Illustration: Megan Robinson/Axios
Financing vehicles for clean energy projects are in limbo following the turmoil surrounding Silicon Valley Bank's closure.
Why it matters: There are hundreds of billions of dollars in project financing deals at stake, and a lot more questions than answers about what the future holds.
State of play: Project financing deals were separate from and structured differently than traditional credit lines. The monies were provided to climate tech and clean energy companies via Silicon Valley Bank's "hardware-as-a-service" feature.
- The hardware-as-a-service funding was designed for companies that needed a large amount of capital to fund construction of physical assets like manufacturing facilities or clean energy plants.

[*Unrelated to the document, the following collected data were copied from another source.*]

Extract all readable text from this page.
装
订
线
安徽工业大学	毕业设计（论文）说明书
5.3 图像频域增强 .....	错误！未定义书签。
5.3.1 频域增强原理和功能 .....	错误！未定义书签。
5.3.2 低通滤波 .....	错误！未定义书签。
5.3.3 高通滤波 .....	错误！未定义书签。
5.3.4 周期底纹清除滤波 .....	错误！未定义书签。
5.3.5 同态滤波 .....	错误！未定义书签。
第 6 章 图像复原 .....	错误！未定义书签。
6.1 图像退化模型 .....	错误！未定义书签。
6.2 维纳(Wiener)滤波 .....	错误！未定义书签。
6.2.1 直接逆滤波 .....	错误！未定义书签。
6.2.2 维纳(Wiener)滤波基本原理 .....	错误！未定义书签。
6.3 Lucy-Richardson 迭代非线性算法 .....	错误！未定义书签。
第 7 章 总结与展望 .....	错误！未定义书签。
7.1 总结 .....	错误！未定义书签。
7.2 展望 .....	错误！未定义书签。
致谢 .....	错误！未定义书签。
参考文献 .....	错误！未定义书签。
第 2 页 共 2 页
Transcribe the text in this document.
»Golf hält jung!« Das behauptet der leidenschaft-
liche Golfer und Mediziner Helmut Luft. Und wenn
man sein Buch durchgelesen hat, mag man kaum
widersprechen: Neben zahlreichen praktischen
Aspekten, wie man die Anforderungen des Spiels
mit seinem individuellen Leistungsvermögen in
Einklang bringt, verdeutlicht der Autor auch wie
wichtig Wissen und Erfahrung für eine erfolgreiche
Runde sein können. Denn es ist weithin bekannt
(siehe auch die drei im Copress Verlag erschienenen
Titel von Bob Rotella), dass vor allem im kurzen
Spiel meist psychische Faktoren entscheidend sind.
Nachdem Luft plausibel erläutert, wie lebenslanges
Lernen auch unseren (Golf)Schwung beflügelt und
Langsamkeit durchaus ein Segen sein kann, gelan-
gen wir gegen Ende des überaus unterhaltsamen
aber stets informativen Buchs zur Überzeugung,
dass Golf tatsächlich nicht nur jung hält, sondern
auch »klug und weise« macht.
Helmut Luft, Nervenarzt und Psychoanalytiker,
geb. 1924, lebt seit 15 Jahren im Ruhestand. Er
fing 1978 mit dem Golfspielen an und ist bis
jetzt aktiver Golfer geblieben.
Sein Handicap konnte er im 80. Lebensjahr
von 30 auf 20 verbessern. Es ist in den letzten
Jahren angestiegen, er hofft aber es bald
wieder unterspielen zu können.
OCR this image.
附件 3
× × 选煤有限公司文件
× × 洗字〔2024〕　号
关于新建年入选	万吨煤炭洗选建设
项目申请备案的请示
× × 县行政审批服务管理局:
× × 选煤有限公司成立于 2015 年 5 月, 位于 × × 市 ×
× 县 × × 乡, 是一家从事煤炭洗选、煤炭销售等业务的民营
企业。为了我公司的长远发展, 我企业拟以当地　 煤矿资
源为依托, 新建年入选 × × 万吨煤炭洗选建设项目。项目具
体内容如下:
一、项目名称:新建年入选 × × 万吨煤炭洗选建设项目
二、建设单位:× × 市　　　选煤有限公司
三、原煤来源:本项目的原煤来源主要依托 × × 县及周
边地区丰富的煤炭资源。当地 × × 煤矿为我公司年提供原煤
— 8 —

- The initial, large funding was made at the outset of the deal, and the remainder of the funding was to be paid out over time as the companies met previously agreed upon milestones.
The intrigue: It is unclear what happens to those agreements now.
- No one can say how companies will access the next funding tranches, and it's also unclear how and to whom the companies will pay back the initial tranches.
Be smart: The initial tranche of financing, meant to get projects off the ground, is enough to help companies weather the turbulence for now, several CEOs tell Axios.
What's next: Investors have told Axios they see three primary paths forward for companies that have project financing contracts with SVB.
- The first and best-case scenario is the financing vehicles are assumed by another financial institution as part of a sale and the contracts remain the same. There may be a slight delay as the contracts are moved over to another servicer, but at the end of the day things largely remain the same.
- The second is that those contracts are assumed by another financial institution, but the terms change. Whether that's to liquidate the assets entirely, and on what time frame, remains an open question no one has the answer to.
- The third is that no one offers to buy the project financings and the FDIC continues to oversee and allow access to those funds under its own authority, which may result in a slight delay on project construction but ultimately means the projects get built.
Yes, but: Project financing is an entirely different debt vehicle than a traditional line of credit and may not be appealing to institutions looking to immediately liquidate SVB's remaining assets.
- Because the financing is tied to completion of an asset in the physical world, it has real value. However, those physical assets — wind turbines, manufacturing equipment, for example — aren't liquid.
- They could be bundled with SVB's other credit lines for a sale to another financial institution, or could be sold off separately.
What we're watching: Funds from government programs like the Inflation Reduction Act are due to start hitting bank accounts later this year.
- The prospect of lucrative policy incentives could make project financings more appealing to investors that otherwise may have passed.
The bottom line: The number of open questions around the large-scale ramifications of the SVB shutdown are growing by the day.